INFOTREN.ID - Marc Marquez, pembalap andalan Ducati Lenovo Team, baru-baru ini membagikan tantangan pemulihan yang ia hadapi setelah mengalami serangkaian cedera fisik. Fokus utamanya saat ini adalah mengatasi dampak jangka panjang dari cedera saraf yang sempat menimpanya.
Kesulitan pemulihan cedera saraf ini disebut telah menggerogoti kepercayaan diri sang pembalap saat kembali beraksi di sirkuit MotoGP. Hal ini menunjukkan bahwa pemulihan seorang atlet tidak hanya soal fisik, tetapi juga aspek psikologis yang mendalam.
Insiden yang memicu cedera serius ini terjadi saat Marquez berlaga dalam Sprint Race MotoGP Spanyol. Lokasi kejadian spesifik adalah Sirkuit Jerez de la Frontera pada tanggal 25 April 2026.
Peristiwa dramatis tersebut terekam dalam foto yang diabadikan oleh Pierre-Philippe MARCOU dari kantor berita AFP. Kejadian ini merupakan bagian dari rentetan cobaan fisik yang harus dihadapi oleh pembalap asal Spanyol tersebut.
Menurut pengakuan Marc Marquez, masalah yang berkaitan dengan pemulihan saraf memiliki tingkat kesulitan yang berbeda secara fundamental dibandingkan cedera fisik lainnya. Perbedaan ini terletak pada dampak yang ditimbulkannya.
"Masalah yang berkaitan dengan saraf memiliki tingkat kesulitan pemulihan yang jauh berbeda dibandingkan cedera fisik lainnya," ujar Marc Marquez.
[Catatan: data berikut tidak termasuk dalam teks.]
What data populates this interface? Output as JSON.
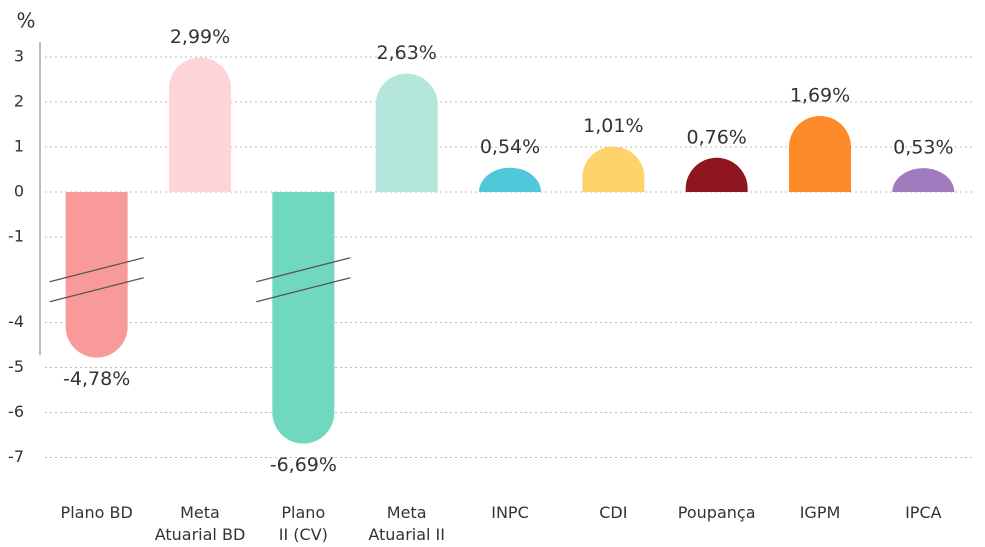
{
  "chart_data": {
    "type": "bar",
    "y_label": "%",
    "categories": [
      "Plano BD",
      "Meta\nAtuarial BD",
      "Plano\nII (CV)",
      "Meta\nAtuarial II",
      "INPC",
      "CDI",
      "Poupança",
      "IGPM",
      "IPCA"
    ],
    "values": [
      -4.78,
      2.99,
      -6.69,
      2.63,
      0.54,
      1.01,
      0.76,
      1.69,
      0.53
    ],
    "value_labels": [
      "-4,78%",
      "2,99%",
      "-6,69%",
      "2,63%",
      "0,54%",
      "1,01%",
      "0,76%",
      "1,69%",
      "0,53%"
    ],
    "colors": [
      "#f99a9a",
      "#ffd4d6",
      "#6fd8bf",
      "#b5e6dc",
      "#4fc8da",
      "#ffd36b",
      "#8f1520",
      "#ff8a2a",
      "#a07cbf"
    ],
    "ylim": [
      -7,
      3
    ],
    "yticks": [
      3,
      2,
      1,
      0,
      -1,
      -4,
      -5,
      -6,
      -7
    ],
    "grid": true,
    "axis_break": true
  }
}
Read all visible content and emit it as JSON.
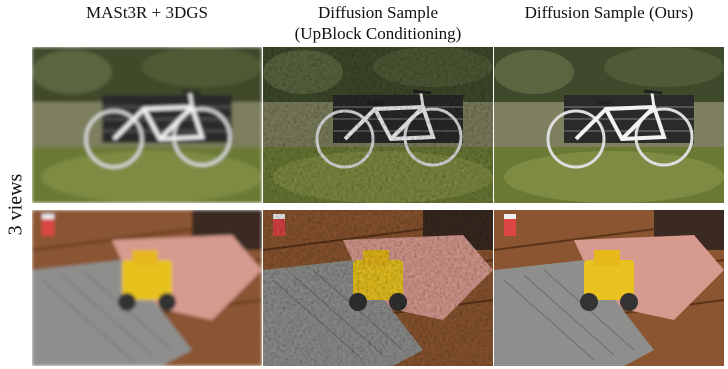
{
  "figure": {
    "columns": [
      {
        "lines": [
          "MASt3R + 3DGS"
        ]
      },
      {
        "lines": [
          "Diffusion Sample",
          "(UpBlock Conditioning)"
        ]
      },
      {
        "lines": [
          "Diffusion Sample (Ours)"
        ]
      }
    ],
    "row_label": "3 views"
  }
}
Lebih lanjut, pembalap yang dikenal dengan julukan "The Ant of Cervera" ini merasa bahwa cedera saraf memiliki efek yang lebih menghantui pada mentalitasnya saat berada di lintasan balap. Hal ini menjadi fokus utama dalam proses rehabilitasinya.
"Pemulihan cedera saraf lebih menghantui mentalitas saya di lintasan," kata Marc Marquez.
Dikutip dari JAKARTAHYPE.COM, pengakuan ini memberikan gambaran jelas mengenai perjuangan atlet papan atas dalam menghadapi cedera yang mempengaruhi sistem saraf mereka, bukan hanya otot atau tulang.